LIGO proved there is an aether and density ripples in it change the distance that light travels — as shown by a characteristic oscillation generated by dense objects colliding causing interference between the arms of LIGO.

The reason MM failed to show that light changes speed is because we’re not moving through the aether, but are ourselves aether stuff — and so our own perspective gets equally warped. Since us and the light both change with the relative motion, we can’t see the change.

However, LIGO, VIRGO, and NANOGrav experiments and observations proved that speed of light in vacuum is NOT constant, which makes Michelsons's experiment obsolete.
The LIGO/VIRGO experiments proved no such thing. You seem to have a fundamentally flawed understanding of these experiments.

That the speed of light is constant in vacuum is one of the fundamental assumptions of general relativity. The results of LIGO/VIRGO are so far fully compatible with GR.
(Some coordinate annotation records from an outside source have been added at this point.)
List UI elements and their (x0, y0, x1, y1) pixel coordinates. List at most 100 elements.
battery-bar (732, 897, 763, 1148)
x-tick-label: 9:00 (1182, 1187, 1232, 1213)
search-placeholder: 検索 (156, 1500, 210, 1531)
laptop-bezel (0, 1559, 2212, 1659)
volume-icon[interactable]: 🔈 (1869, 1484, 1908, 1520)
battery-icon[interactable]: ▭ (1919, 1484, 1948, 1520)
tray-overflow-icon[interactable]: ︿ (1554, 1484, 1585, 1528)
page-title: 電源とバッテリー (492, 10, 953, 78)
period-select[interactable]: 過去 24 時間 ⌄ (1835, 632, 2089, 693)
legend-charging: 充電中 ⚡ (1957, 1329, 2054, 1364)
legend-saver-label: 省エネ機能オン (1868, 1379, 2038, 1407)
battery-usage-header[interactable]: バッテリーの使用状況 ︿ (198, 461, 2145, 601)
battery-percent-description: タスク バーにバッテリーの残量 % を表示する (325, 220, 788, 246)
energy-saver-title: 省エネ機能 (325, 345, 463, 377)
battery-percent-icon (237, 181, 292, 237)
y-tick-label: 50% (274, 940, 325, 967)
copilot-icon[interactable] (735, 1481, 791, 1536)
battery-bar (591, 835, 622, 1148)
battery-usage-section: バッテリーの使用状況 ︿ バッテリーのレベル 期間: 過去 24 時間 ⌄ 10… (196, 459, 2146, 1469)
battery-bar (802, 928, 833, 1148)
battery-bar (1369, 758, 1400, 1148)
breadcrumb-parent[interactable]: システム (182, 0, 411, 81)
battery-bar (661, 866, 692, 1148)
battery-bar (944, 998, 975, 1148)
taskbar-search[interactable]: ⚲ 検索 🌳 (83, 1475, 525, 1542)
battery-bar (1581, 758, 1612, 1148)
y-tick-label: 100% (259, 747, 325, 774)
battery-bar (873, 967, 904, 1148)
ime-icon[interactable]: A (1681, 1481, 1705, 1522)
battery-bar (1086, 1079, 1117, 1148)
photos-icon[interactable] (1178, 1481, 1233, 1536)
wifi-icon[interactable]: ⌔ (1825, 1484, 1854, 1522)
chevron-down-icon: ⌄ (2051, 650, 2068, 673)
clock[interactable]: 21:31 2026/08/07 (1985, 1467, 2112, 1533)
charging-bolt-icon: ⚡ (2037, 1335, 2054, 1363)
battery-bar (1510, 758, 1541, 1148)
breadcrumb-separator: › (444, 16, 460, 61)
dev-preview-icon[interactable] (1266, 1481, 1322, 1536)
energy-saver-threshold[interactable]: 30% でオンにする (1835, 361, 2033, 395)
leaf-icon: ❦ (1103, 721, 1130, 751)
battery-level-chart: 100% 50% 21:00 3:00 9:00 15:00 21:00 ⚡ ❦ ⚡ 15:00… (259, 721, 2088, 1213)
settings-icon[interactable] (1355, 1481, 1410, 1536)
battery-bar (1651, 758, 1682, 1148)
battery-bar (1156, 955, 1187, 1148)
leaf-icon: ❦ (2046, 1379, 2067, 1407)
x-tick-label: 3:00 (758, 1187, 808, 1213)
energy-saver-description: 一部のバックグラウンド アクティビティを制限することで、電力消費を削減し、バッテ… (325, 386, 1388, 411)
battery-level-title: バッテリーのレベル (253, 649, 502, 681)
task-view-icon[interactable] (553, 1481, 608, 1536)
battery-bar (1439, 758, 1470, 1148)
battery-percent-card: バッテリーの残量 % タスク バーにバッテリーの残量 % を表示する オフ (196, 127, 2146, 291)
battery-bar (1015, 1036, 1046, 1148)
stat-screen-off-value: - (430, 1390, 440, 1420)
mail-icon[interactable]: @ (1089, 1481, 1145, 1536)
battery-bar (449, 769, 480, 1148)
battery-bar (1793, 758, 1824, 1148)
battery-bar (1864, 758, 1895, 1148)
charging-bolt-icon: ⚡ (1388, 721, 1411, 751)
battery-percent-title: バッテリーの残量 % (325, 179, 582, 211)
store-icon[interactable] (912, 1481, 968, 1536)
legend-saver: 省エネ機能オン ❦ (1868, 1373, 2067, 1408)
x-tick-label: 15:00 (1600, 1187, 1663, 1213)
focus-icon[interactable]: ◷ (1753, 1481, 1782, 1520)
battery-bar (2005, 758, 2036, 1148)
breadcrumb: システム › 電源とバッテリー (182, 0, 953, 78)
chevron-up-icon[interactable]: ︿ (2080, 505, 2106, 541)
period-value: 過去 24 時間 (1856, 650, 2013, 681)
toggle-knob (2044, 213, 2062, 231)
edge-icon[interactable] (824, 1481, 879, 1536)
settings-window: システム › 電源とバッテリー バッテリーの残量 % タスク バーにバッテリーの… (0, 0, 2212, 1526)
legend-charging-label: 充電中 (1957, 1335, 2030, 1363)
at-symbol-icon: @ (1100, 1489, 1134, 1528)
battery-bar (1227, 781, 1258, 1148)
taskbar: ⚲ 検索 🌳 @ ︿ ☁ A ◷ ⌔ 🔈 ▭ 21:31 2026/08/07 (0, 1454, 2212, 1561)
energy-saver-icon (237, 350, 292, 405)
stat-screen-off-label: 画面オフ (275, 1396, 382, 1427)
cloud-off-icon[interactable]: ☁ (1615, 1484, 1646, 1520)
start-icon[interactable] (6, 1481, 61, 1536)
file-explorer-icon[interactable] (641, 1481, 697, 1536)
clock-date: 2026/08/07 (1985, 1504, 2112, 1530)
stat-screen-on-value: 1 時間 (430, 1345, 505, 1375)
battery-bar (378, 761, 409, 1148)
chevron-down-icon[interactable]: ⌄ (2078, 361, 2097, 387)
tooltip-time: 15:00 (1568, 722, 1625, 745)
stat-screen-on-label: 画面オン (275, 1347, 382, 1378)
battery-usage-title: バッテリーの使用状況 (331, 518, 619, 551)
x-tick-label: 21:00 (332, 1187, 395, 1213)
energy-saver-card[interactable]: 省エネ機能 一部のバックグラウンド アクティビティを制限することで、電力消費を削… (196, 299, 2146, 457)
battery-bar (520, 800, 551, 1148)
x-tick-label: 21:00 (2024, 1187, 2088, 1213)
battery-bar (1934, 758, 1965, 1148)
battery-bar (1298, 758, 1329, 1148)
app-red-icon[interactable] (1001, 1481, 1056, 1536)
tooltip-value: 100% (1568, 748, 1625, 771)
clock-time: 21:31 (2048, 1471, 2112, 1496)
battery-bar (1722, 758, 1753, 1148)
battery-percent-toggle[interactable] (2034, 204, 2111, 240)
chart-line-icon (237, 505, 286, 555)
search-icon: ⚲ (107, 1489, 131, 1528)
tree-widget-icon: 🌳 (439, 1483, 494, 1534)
^ This is the problem we are looking for in this discussion.
The problem in this discussion is that you don't have an understanding of the concepts involved. You haven't properly understood the LIGO experiments and you clearly know nothing of general relativity. There really is no point in continuing this further.
It doesn't looks like you wanted to discuss flaws in GR with a dissident, who, obviously, too stupid to understand GR and SR. You told me that. You did the job. Now, «shut up and calculate».
You started this discussion saying "LIGO, VIRGO, and NANOGrav experiments and observations proved that speed of light in vacuum is NOT constant". This is completely absurd, as anyone who works in the field will tell you.

I never said you're too stupid to understand. What I said, and maintain, is that you lack a basic understanding of the concepts involved. If you want to have a proper discussion, you need to first properly study general relativity, and refrain from making ridiculous assertions about things you are obviously not an expert on.